どこかで待っていてくれて、打ち合わせが終わったらそこに来てくれという連絡が入っていると期待していた僕は寂しさを覚えてしまう。
しかし──
「お疲れ様」
店を出た瞬間、背後から瑠奈さんの声が聞こえた。
振り返ると傘を差した瑠奈さんがそこに立っていた。
「瑠奈さん……まさかずっとここで待ってたのっ!?」
「まさか。そんなわけないでしょ。適当に買い物とかしてたし」
そう言う割に瑠奈さんは凍えた唇の色をしていたし、小刻みに震えている。それに辺りはうっすらと雪が積もりはじめているのに、瑠奈さんの立っている地面だけ雪が積もっていなかった。
その乾いた円の中には瑠奈さんの優しさと強がりが溢れている気がした。
「ごめん……」
「はあ? なに謝ってるの? 買い物終わったし、そろそろ帰ろうかなって思って前を通りがかったらちょうど高矢が出て来ただけだから」
惚ける演技はとても上手だったけど、くちゅんっくちゅんっと連続で二回してしまったくしゃみがそれを台無しにしてしまっていた。
「早く帰ろうよ」
瑠奈さんはくしゃみなどしてなかったかのような荒技で乗り切ろうとしていた。
「点Pさんに挨拶しなくていいの?」
「はあ? さっきしたでしょ。もういいよ」
彼女は不思議そうに首を傾げて微笑んだ。その笑顔を見て、変に嫉妬してしまっていた自分が恥ずかしくなる。
「買い物してたのに荷物増えてないね?」
素直に『待っていてくれてありがとう』と言ってもはぐらかすだろうから、そんな風にからかってみた。瑠奈さんは振り返って少し頬の血色をよくした頬を僕に晒した。
「欲しいものが見つからなかったのっ」
「二時間もかかって?」
「うるさい。キモい」
僕に表情を見せないかのように、瑠奈さんは顔を背けて急ぎ足になる。
こんな雪が降る十二月の寒空の下で長い時間待たせてしまったことに罪悪感を覚えてしまう。
「ラーメンでも食べに行こうか?」
「え? 奢ってくれるの?」
「もちろん。書籍化作家様だからね。印税でそのくらい余裕だし」
上から目線でからかうと口許に意味を浮かべて睨まれる。
「はあ? 印税入ったらもっと高級なもの買ってもらうから。エルメスのバッグとか」
「無理だって、それはっ! そんなの印税だけじゃ足りなくて自分のお金も足さないといけなくなるから」
「そんなの知らないよ。買えるくらいたくさん小説売ってよね」
無理だとか買えとか、じゃあなになら買ってくれるのかとか、そんな押し問答をしてるうちにラーメン屋に到着した。

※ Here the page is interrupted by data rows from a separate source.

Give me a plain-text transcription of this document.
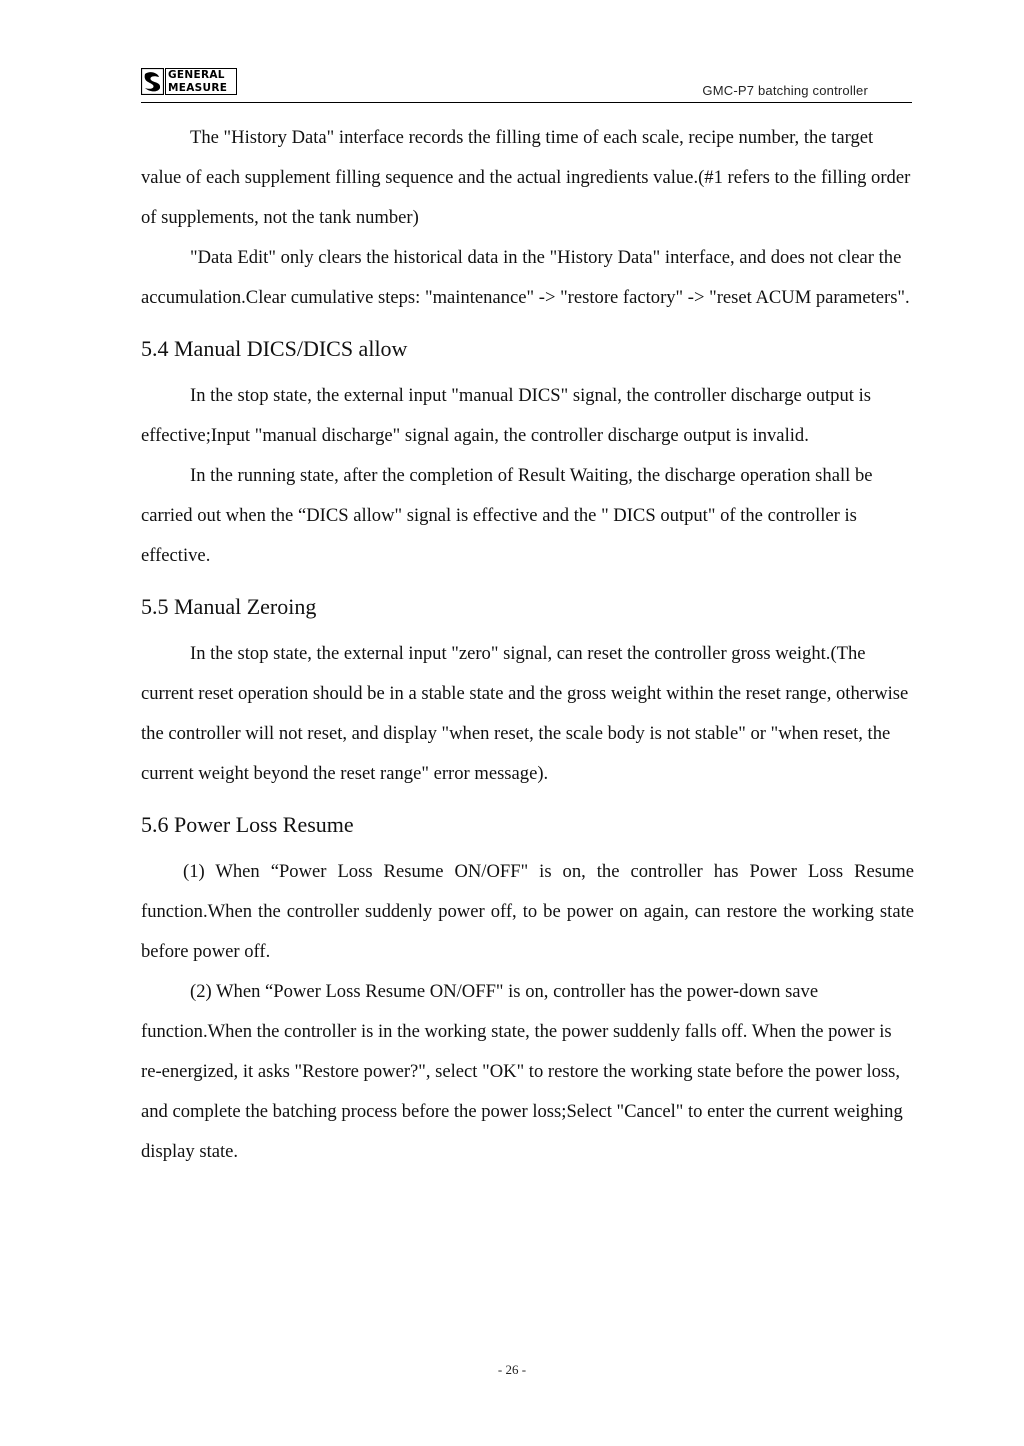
GENERAL
MEASURE	GMC-P7 batching controller

The "History Data" interface records the filling time of each scale, recipe number, the target value of each supplement filling sequence and the actual ingredients value.(#1 refers to the filling order of supplements, not the tank number)

"Data Edit" only clears the historical data in the "History Data" interface, and does not clear the accumulation.Clear cumulative steps: "maintenance" -> "restore factory" -> "reset ACUM parameters".

5.4 Manual DICS/DICS allow

In the stop state, the external input "manual DICS" signal, the controller discharge output is effective;Input "manual discharge" signal again, the controller discharge output is invalid.

In the running state, after the completion of Result Waiting, the discharge operation shall be carried out when the “DICS allow" signal is effective and the " DICS output" of the controller is effective.

5.5 Manual Zeroing

In the stop state, the external input "zero" signal, can reset the controller gross weight.(The current reset operation should be in a stable state and the gross weight within the reset range, otherwise the controller will not reset, and display "when reset, the scale body is not stable" or "when reset, the current weight beyond the reset range" error message).

5.6 Power Loss Resume

(1) When “Power Loss Resume ON/OFF" is on, the controller has Power Loss Resume function.When the controller suddenly power off, to be power on again, can restore the working state before power off.

(2) When “Power Loss Resume ON/OFF" is on, controller has the power-down save function.When the controller is in the working state, the power suddenly falls off. When the power is re-energized, it asks "Restore power?", select "OK" to restore the working state before the power loss, and complete the batching process before the power loss;Select "Cancel" to enter the current weighing display state.

- 26 -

野菜が山盛り無料で麺が極太という味噌ラーメンのその店は、粉唐辛子がかけ放題という不思議なサービスを展開していた。
濃厚でこくの深い熱いスープと歯応えのよい野菜は、僕たちの身体を内部から温めてくれた。
半分くらい食べたところで瑠奈さんはふざけて僕の器に山盛り一杯の粉唐辛子を投入する。

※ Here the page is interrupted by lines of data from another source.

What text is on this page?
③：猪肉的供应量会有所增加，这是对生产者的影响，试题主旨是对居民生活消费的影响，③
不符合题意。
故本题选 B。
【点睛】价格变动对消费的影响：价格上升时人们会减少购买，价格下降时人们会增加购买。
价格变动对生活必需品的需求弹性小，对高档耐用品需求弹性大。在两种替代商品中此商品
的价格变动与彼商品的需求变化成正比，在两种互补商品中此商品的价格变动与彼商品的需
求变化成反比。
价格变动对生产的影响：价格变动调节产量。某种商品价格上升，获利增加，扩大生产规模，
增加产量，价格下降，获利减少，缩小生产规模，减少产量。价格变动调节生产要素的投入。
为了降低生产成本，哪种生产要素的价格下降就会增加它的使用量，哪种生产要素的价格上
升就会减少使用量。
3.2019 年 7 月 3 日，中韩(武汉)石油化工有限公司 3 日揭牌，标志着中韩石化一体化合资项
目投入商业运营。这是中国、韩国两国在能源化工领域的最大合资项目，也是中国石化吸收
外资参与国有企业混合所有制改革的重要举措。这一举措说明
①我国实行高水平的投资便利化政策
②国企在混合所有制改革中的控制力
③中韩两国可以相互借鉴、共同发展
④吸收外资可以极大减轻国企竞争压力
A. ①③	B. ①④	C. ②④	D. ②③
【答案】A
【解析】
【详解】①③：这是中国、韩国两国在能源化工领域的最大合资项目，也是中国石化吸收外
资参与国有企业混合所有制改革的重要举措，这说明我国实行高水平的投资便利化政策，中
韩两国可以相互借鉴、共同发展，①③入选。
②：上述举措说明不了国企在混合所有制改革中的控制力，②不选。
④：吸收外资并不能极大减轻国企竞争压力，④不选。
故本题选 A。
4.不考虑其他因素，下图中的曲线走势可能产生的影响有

僕は舌をビリビリと痺れさせながら、どんぶりの底が見えるまでスープを飲み干してやった。
店を出ると雪は勢いを増しており、うっすらとした雪の白い膜を広げていた。
「うわっ、コケるかも」
瑠奈さんはそう言ってごく自然に僕の腕にしがみつく。風に煽られた一粒の雪が瑠奈さんの頬に貼りつき、すぐにかたちを失い、水滴に変わっていった。
僕は転ばないように、その雪の上に足を一歩踏み出した。